How to get Better Feedback from Students

A helpful set of suggestions on working with students.  Here’s an excerpt from the article:

We don’t learn a lot from student feedback when we don’t ask good questions. At the top of my list of bad questions I’d put the ever-popular “What did you like most/least about the course/instructor” kind of questions. I wish I could make those questions illegal. Since when did the goal of education become providing learners with what they like? I know teachers can’t remove these questions from institutionally mandated forms. We can object, though, and we can ask students better questions on our own. If teachers want to make changes that improve teaching and learning, we need to ask about the impact of a policy, practice, behavior, technique, assignment, or instructional approach on students’ efforts to learn.”
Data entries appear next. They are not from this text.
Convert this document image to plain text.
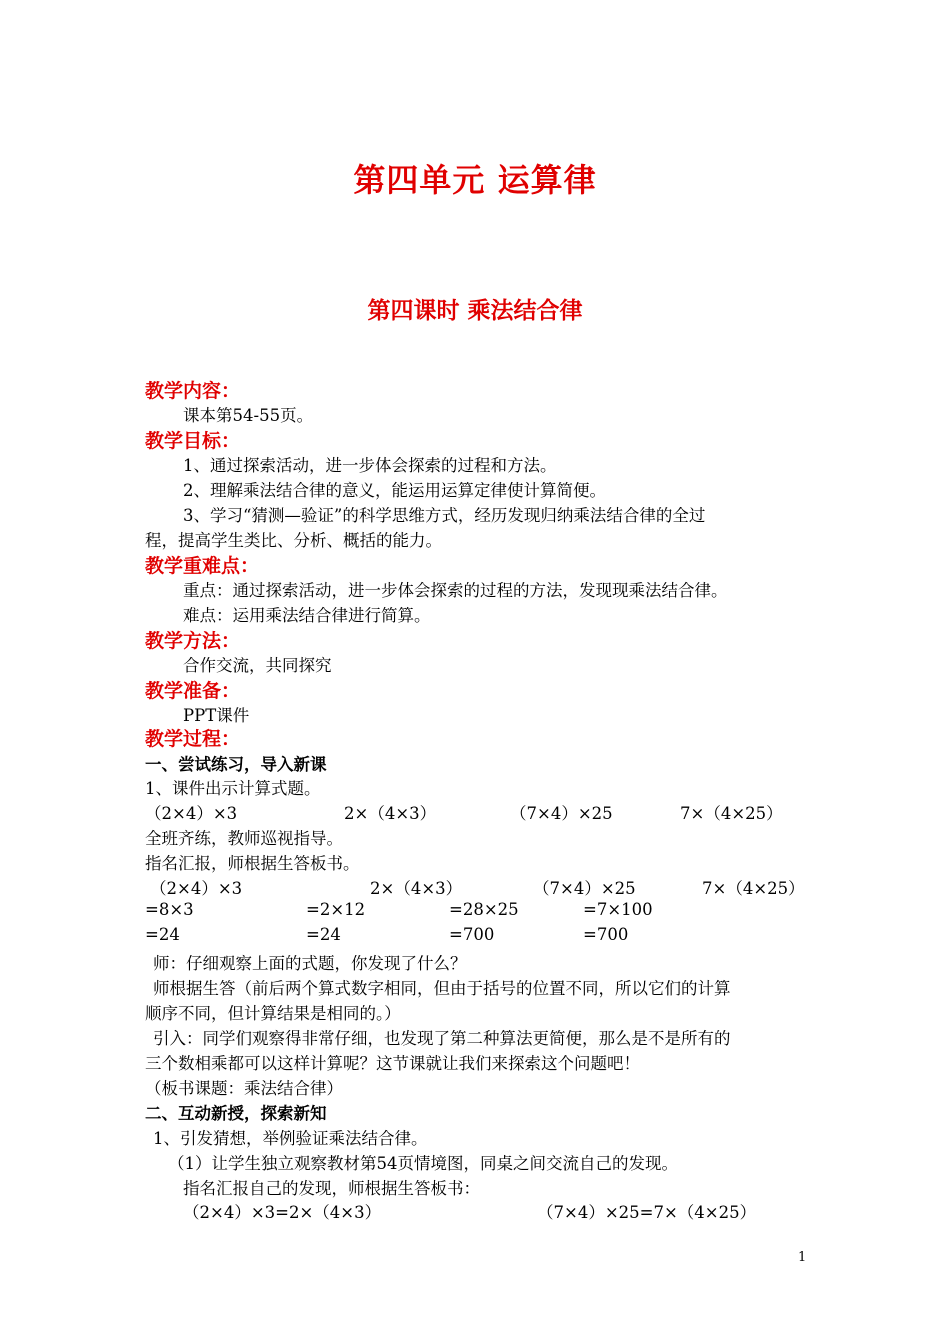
第四单元 运算律
第四课时 乘法结合律
教学内容：
课本第54-55页。
教学目标：
1、通过探索活动，进一步体会探索的过程和方法。
2、理解乘法结合律的意义，能运用运算定律使计算简便。
3、学习“猜测—验证”的科学思维方式，经历发现归纳乘法结合律的全过
程，提高学生类比、分析、概括的能力。
教学重难点：
重点：通过探索活动，进一步体会探索的过程的方法，发现现乘法结合律。
难点：运用乘法结合律进行简算。
教学方法：
合作交流，共同探究
教学准备：
PPT课件
教学过程：
一、尝试练习，导入新课
1、课件出示计算式题。
（2×4）×3	2×（4×3）	（7×4）×25	7×（4×25）
全班齐练，教师巡视指导。
指名汇报，师根据生答板书。
（2×4）×3	2×（4×3）	（7×4）×25	7×（4×25）
=8×3	=2×12	=28×25	=7×100
=24	=24	=700	=700
师：仔细观察上面的式题，你发现了什么？
师根据生答（前后两个算式数字相同，但由于括号的位置不同，所以它们的计算
顺序不同，但计算结果是相同的。）
引入：同学们观察得非常仔细，也发现了第二种算法更简便，那么是不是所有的
三个数相乘都可以这样计算呢？这节课就让我们来探索这个问题吧！
（板书课题：乘法结合律）
二、互动新授，探索新知
1、引发猜想，举例验证乘法结合律。
（1）让学生独立观察教材第54页情境图，同桌之间交流自己的发现。
指名汇报自己的发现，师根据生答板书：
（2×4）×3=2×（4×3）	（7×4）×25=7×（4×25）
1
One thought on “How to get Better Feedback from Students

  1. I still love Richard Light’s “one-minute-survey” idea–asking students at the end of a class to write answers to two standard questions: What’s the most important or provocative thing you heard in class today, and what question are you still leaving with? If I make sure they understand that the question shouldn’t be a closed or trivial question (“when was Augustine born?” or “what was that due-date, again?”), I get a good snap-shot of what students heard and/or misheard, and I can begin the next class by clarifying something (or letting those who did understand clarify it) that several people didn’t understand . . . and using that as a bridge into the new day’s material. Or, I can shoot a quick e-mail to the class, if I want them to get an answer sooner . . . that helps to take the class out of the classroom framework. I can also turn the process around–use the questions at the beginning of a class, applied to assigned readings. In that case, I ask them to complete two copies, one for me, and one for themselves, so that during discussion, they can remember what they asked. (They sometimes don’t!)

    Brief writing conferences–15 min. per student–in the first month or so help, too–I can provide support and sometimes direction to students seeking a topic, or make sure they’ve understood comments I wrote on a first paper . . . and I can ask what might help them to understand the class better. Often enough, it’s something which has nothing at all to do with the class, directly–I find out about work overload, or bad roommate matches, or commuters who don’t realize that they need to plan on-campus study time to get away from family distractions/demands . . . . etc.